Die Frage nach der Zusammenarbeit zwischen Schule und Eltern stand an der Podiumsdiskussion im Zentrum. Foto: Reto Klink

Wie erleben Kinder, Eltern und Lehrpersonen den Übertritt von der Primar- in die Oberstufe? Diese Frage stand unter anderem im Zentrum der «Transition-Studie» der PH Zürich und der Universität Zürich. Ende März fand eine Tagung statt, an der die zentralen Aspekte der Untersuchung thematisiert wurden.

Peter Tremp, Leiter Forschung und Entwicklung der PH Zürich, betonte in der Begrüssung die Bedeutsamkeit des Übertritts als Weichenstelle in der Laufbahn der Schülerinnen und Schüler. Als Einführung gab Alex Buff, Gesamtleiter der «Transition-Studie» und Forschungsgruppenleiter an der PH Zürich, einen Überblick über die Studie. Im ersten Referat berichtete Iris Dinkelmann, Dozentin an der PH Zürich und Leiterin des quantitativen Teils der Studie, über die Entwicklung der elterlichen Unterstützung im Fach Mathematik im Verlaufe des Übertritts.

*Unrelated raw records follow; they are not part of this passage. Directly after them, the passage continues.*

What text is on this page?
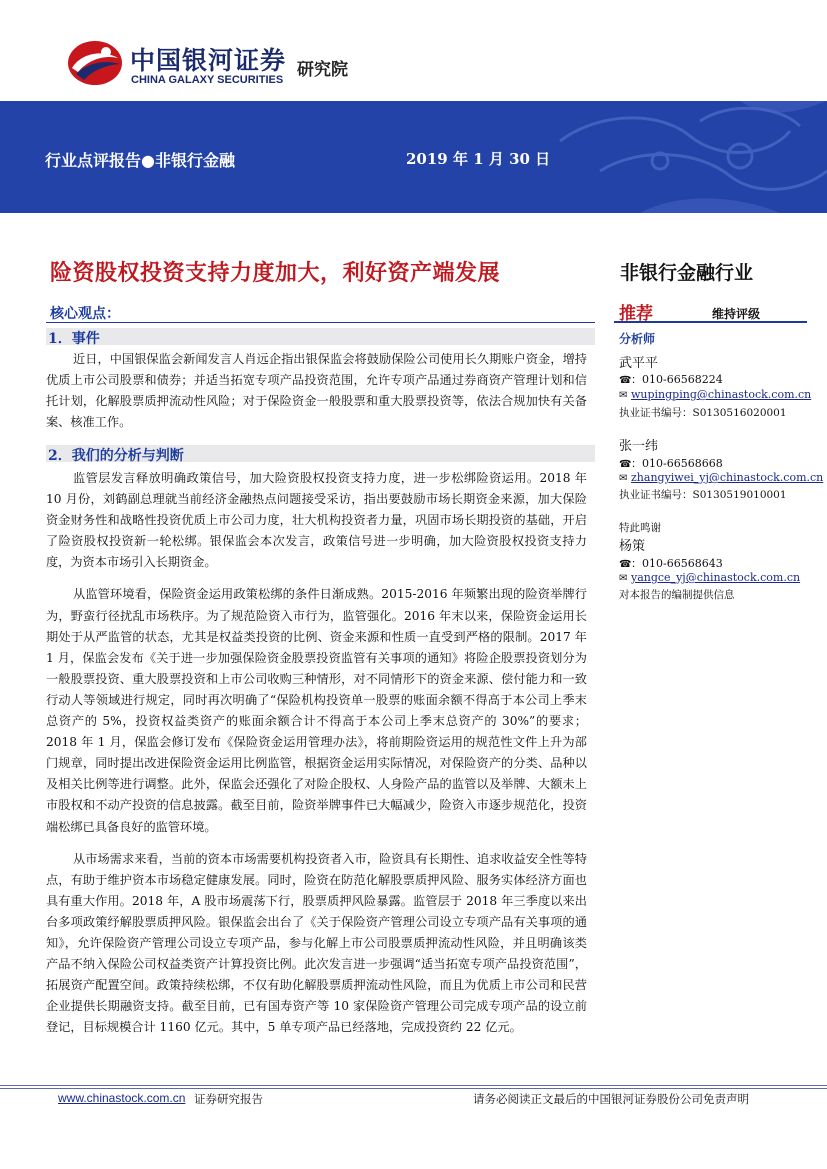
中国银河证券
CHINA GALAXY SECURITIES 研究院
行业点评报告●非银行金融	2019 年 1 月 30 日
险资股权投资支持力度加大，利好资产端发展	非银行金融行业
核心观点：
1．事件

近日，中国银保监会新闻发言人肖远企指出银保监会将鼓励保险公司使用长久期账户资金，增持优质上市公司股票和债券；并适当拓宽专项产品投资范围，允许专项产品通过券商资产管理计划和信托计划，化解股票质押流动性风险；对于保险资金一般股票和重大股票投资等，依法合规加快有关备案、核准工作。

2．我们的分析与判断

监管层发言释放明确政策信号，加大险资股权投资支持力度，进一步松绑险资运用。2018 年 10 月份，刘鹤副总理就当前经济金融热点问题接受采访，指出要鼓励市场长期资金来源，加大保险资金财务性和战略性投资优质上市公司力度，壮大机构投资者力量，巩固市场长期投资的基础，开启了险资股权投资新一轮松绑。银保监会本次发言，政策信号进一步明确，加大险资股权投资支持力度，为资本市场引入长期资金。

从监管环境看，保险资金运用政策松绑的条件日渐成熟。2015-2016 年频繁出现的险资举牌行为，野蛮行径扰乱市场秩序。为了规范险资入市行为，监管强化。2016 年末以来，保险资金运用长期处于从严监管的状态，尤其是权益类投资的比例、资金来源和性质一直受到严格的限制。2017 年 1 月，保监会发布《关于进一步加强保险资金股票投资监管有关事项的通知》将险企股票投资划分为一般股票投资、重大股票投资和上市公司收购三种情形，对不同情形下的资金来源、偿付能力和一致行动人等领域进行规定，同时再次明确了“保险机构投资单一股票的账面余额不得高于本公司上季末总资产的 5%，投资权益类资产的账面余额合计不得高于本公司上季末总资产的 30%”的要求；2018 年 1 月，保监会修订发布《保险资金运用管理办法》，将前期险资运用的规范性文件上升为部门规章，同时提出改进保险资金运用比例监管，根据资金运用实际情况，对保险资产的分类、品种以及相关比例等进行调整。此外，保监会还强化了对险企股权、人身险产品的监管以及举牌、大额未上市股权和不动产投资的信息披露。截至目前，险资举牌事件已大幅减少，险资入市逐步规范化，投资端松绑已具备良好的监管环境。

从市场需求来看，当前的资本市场需要机构投资者入市，险资具有长期性、追求收益安全性等特点，有助于维护资本市场稳定健康发展。同时，险资在防范化解股票质押风险、服务实体经济方面也具有重大作用。2018 年，A 股市场震荡下行，股票质押风险暴露。监管层于 2018 年三季度以来出台多项政策纾解股票质押风险。银保监会出台了《关于保险资产管理公司设立专项产品有关事项的通知》，允许保险资产管理公司设立专项产品，参与化解上市公司股票质押流动性风险，并且明确该类产品不纳入保险公司权益类资产计算投资比例。此次发言进一步强调“适当拓宽专项产品投资范围”，拓展资产配置空间。政策持续松绑，不仅有助化解股票质押流动性风险，而且为优质上市公司和民营企业提供长期融资支持。截至目前，已有国寿资产等 10 家保险资产管理公司完成专项产品的设立前登记，目标规模合计 1160 亿元。其中，5 单专项产品已经落地，完成投资约 22 亿元。

推荐	维持评级
分析师
武平平
☎：010-66568224
✉ wupingping@chinastock.com.cn
执业证书编号：S0130516020001
张一纬
☎：010-66568668
✉ zhangyiwei_yj@chinastock.com.cn
执业证书编号：S0130519010001
特此鸣谢
杨策
☎：010-66568643
✉ yangce_yj@chinastock.com.cn
对本报告的编制提供信息
www.chinastock.com.cn 证券研究报告	请务必阅读正文最后的中国银河证券股份公司免责声明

Im zweiten Referat sprach Erich Steiner von der Universität Zürich und Leiter des qualitativen Teils der Studie darüber, wie Eltern konkret schulbezogen handeln. In Ateliers diskutierten die Teilnehmenden anschliessend u. a. über das konkrete Handeln von Eltern, wenn sie ihr Kind schulisch unterstützen, und die Rolle der Lehrperson im Übertrittsprozess.

An der Podiumsdiskussion unter Leitung von Wiltrud Weidinger, Co-Leiterin des Zentrums International Projects in Education (IPE) der PH Zürich, nahmen Gabriela Kohler-Steinhauser, Präsidentin der Kantonalen Elternmitwirkungs-Organisation, Sabina Larcher, Prorektorin Weiterbildung und Forschung der PH Zürich, Cornelia Möhlen, Supervisorin und Primarlehrerin, sowie Kurt Reusser vom Institut für Erziehungswissenschaft der Universität Zürich und Gesamtleiter der Studie teil. Diskutierte Themen waren Mitwirkungsrechte und -pflichten der Eltern, Weiterbildungen für Lehrpersonen zur Optimierung des Dialogs in Elterngesprächen sowie die Bedeutung von Ganztagesschulen. Die Zusammenarbeit zwischen Schule und Eltern kristallisierte sich als Hauptthema heraus. Konstatiert wurde, dass ein verstärkter Dialog zwischen Schulen und Elternhäusern benötigt werde. Es gäbe zwar bereits Mitwirkungsmöglichkeiten für Eltern, diese seien aber wenig bekannt oder würden von den Eltern nicht wahrgenommen. Schliesslich, so das Fazit, müsse die Schule noch mehr auf die Eltern zugehen, damit Kinder das bestmögliche Lernumfeld erhalten.

Kommende Veranstaltungen

2. Juli
Berufsbildung für Erwachsene
In zwei Referaten werden Zusammenhänge zwischen den Themen «Migration» und «Berufsbildung für Erwachsene» aufgezeigt.

25. August
Zuhörerorientiert vortragen
Wie gelingt es, Informationen überzeugend zu vermitteln? An drei Abenden lernen die Teilnehmenden, kompetent aufzutreten. Folgedaten:
1. und 15.9.15

31. Oktober
«Unterrichten mit neuen Medien»
Die diesjährige Tagung findet unter dem Titel «App@IT auf Bildung» statt.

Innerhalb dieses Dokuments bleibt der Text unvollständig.